My stepfather and I have never been close. He had married an older woman who had three teenagers and a younger daughter. They took a little while to become a 'family', but we did. And even more so, when he had a son (my youngest brother) with her. But he wasn't quite ready to be 'dad' when I was little. Less so, once I became a teenage girl with authority issues. Even less ready to become a grandfather when my eldest was born.
We get along. We're just not 'close'.
Since my own birth father had died when I was quite young... I had been super close to him, but I never had that connection again with anyone after that. It was all about my mom when I was growing up.
And since my eldest son's father hasn't been a part of his life (well, ever), he never really experienced having a dad around either.

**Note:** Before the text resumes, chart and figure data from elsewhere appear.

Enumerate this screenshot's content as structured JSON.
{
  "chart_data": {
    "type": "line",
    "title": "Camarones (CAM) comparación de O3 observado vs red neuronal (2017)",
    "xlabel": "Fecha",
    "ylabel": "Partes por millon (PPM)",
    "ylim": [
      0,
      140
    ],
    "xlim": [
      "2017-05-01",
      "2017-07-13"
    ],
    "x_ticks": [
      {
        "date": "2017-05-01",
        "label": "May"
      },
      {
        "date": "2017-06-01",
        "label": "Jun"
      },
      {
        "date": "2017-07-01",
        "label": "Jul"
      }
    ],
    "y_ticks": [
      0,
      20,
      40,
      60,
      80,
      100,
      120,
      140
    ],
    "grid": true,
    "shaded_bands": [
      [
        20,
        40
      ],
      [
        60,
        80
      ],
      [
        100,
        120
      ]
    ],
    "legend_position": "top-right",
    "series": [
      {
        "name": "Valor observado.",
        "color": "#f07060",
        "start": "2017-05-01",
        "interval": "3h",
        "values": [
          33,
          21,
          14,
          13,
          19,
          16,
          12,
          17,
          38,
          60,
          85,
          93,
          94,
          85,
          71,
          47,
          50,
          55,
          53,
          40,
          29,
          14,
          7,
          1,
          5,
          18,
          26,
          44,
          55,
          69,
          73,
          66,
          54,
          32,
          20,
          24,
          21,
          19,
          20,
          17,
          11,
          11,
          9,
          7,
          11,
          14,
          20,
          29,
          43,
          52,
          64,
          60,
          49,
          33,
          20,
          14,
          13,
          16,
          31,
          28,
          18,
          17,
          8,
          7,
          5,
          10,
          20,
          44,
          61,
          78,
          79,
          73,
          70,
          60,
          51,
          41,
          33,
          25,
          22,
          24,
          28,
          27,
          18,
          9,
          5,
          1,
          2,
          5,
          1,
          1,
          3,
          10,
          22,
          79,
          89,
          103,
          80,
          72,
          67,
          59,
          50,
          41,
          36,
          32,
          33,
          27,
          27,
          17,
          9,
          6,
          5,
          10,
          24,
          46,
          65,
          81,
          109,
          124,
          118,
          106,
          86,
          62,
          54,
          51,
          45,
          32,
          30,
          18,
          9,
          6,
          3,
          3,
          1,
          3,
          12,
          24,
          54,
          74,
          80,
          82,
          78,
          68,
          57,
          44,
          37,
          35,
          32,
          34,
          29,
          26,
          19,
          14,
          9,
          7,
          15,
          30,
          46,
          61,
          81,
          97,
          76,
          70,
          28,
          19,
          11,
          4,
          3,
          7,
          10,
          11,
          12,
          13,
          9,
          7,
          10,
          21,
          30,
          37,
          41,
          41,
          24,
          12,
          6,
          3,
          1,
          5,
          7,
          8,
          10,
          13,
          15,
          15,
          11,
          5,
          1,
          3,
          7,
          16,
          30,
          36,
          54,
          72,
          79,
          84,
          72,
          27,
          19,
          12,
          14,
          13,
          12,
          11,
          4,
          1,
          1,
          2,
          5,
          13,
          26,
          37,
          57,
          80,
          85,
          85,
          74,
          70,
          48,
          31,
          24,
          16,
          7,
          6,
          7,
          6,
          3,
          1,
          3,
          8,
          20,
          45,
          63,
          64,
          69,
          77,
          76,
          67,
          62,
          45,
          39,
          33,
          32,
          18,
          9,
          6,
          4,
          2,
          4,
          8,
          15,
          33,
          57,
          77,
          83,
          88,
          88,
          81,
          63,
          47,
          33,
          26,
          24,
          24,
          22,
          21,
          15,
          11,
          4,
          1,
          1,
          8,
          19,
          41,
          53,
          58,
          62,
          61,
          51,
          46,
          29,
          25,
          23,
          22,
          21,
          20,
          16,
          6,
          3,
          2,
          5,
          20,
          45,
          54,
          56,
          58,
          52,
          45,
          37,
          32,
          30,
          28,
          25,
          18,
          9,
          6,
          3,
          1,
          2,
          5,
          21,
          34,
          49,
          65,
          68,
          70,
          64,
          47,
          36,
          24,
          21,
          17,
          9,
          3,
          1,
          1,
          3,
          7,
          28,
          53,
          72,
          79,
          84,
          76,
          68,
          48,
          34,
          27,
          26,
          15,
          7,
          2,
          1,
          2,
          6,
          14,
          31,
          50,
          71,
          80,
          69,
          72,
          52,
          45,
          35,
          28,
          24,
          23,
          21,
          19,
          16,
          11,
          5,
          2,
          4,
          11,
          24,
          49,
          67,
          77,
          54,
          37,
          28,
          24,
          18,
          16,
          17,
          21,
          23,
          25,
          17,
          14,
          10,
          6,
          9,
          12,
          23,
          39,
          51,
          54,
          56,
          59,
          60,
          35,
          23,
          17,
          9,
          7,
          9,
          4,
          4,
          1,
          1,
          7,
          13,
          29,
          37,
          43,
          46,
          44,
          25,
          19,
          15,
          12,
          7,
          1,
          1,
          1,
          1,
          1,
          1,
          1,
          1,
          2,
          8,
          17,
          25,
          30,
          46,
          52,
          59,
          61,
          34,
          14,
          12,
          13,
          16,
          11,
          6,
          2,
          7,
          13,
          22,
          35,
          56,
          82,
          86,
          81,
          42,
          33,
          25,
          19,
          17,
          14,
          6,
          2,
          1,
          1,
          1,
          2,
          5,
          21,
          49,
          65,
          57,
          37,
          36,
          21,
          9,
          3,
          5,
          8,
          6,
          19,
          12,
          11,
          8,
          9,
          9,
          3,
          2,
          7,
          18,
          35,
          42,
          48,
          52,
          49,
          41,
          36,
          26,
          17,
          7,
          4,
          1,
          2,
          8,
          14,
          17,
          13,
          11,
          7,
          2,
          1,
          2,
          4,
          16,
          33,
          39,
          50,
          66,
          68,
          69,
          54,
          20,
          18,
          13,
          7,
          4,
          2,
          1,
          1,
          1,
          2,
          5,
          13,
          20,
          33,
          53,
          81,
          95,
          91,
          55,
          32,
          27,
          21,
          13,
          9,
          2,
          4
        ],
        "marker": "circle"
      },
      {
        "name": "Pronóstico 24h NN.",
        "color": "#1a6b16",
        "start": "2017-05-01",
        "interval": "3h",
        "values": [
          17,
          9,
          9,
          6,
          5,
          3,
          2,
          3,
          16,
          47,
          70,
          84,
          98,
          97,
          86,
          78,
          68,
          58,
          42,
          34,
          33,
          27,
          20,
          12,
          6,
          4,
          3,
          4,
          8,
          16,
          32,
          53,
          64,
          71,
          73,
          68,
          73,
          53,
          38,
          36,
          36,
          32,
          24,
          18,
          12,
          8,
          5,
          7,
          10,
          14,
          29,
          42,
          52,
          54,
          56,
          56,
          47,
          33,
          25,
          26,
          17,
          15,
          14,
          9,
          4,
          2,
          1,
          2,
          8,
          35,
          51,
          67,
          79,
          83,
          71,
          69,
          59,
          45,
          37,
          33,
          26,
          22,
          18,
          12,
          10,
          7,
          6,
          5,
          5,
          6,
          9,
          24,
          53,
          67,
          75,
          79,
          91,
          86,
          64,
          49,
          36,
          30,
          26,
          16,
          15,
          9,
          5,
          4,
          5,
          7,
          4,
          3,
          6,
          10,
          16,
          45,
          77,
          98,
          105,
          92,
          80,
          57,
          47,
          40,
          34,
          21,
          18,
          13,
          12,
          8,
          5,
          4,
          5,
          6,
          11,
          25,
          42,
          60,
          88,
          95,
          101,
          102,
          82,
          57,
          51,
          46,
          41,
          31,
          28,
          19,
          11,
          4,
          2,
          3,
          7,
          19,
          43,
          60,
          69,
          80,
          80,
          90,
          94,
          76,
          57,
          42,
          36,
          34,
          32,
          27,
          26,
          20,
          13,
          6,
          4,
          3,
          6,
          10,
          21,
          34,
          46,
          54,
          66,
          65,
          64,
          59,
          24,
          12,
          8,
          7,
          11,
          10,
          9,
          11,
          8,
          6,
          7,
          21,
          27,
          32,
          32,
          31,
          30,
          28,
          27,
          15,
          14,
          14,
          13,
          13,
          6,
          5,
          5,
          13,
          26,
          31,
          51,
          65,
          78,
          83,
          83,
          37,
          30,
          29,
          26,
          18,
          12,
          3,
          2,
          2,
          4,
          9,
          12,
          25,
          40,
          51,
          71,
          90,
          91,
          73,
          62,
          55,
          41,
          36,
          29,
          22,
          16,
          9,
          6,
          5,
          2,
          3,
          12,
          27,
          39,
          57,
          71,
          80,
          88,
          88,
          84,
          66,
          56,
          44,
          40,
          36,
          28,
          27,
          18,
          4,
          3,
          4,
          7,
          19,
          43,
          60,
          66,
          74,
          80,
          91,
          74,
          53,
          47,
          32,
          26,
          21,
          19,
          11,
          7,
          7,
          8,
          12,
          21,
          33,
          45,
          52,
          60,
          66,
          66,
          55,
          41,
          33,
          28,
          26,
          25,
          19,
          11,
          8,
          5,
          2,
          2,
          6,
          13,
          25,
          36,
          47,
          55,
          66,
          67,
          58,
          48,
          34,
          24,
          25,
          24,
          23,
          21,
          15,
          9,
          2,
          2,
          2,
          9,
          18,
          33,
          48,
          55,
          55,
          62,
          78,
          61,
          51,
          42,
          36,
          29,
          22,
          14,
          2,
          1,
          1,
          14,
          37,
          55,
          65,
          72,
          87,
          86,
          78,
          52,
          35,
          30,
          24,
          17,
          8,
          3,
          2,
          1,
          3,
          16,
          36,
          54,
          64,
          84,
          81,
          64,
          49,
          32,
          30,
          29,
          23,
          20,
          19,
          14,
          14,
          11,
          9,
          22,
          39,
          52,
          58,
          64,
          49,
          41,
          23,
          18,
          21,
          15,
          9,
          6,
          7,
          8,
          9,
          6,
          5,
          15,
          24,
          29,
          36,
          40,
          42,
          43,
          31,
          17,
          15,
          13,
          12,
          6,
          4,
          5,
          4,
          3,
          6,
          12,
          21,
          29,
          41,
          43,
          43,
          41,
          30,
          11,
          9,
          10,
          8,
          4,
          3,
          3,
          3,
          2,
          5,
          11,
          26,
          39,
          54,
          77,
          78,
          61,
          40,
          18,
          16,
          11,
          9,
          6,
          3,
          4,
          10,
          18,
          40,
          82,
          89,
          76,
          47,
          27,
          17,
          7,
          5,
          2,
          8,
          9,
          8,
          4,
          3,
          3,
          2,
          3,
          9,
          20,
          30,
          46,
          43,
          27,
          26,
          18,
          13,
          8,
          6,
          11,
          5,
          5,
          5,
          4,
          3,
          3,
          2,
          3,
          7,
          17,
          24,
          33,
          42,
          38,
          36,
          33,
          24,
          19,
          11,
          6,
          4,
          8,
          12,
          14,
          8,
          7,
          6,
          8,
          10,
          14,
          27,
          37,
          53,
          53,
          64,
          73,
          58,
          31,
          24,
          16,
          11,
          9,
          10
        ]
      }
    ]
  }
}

Admittedly, I was married for several years in the hopes of obtaining a father for my son. But come to find out he didn't really want to be a dad to my son. And it wasn't too much longer after I realized that before I realized that I didn't need him in my life after all.
And my other son's father and I were only dating when I conceived and we had split up before I'd known we'd conceived.
Well... father's day has always been a bit 'odd'. It doesn't quite fit our family. My youngest son usually gets to spend Father's day weekend with his dad... which at least gives me a little break. But, it's been hard to call it a family event or holiday.
I did start teasing my eldest son about father's day when he was a teenager. It's not like he had anyone in his life besides myself and my mother. And, I figured I deserved some due for being the one to toss a softball or kick the soccer ball with him. I was the one who took him to baseball games. I was the one who taught him to mow the lawn and grill out on the grill. I taught him how to hike, camp and fish- though I never could quite bring myself to clean them (catch & release works better when you aren't a big fish eater - lol). I was the one helping him with his cub scout activities.
He pretty much ignored all my attempts at getting some recognition on father's day... until he became a father himself.
Now, I get flowers and dinner for Mother's day. And father's day? Comes with a huge thank you and a conversation about how much he appreciates what I have done and continue to do to support him.
He's turning into a pretty great father on his own. And I think it's pretty cool that once a boy becomes a man and understands what it really takes to be a man? He realizes that some of that came from his mother... and that it is ok.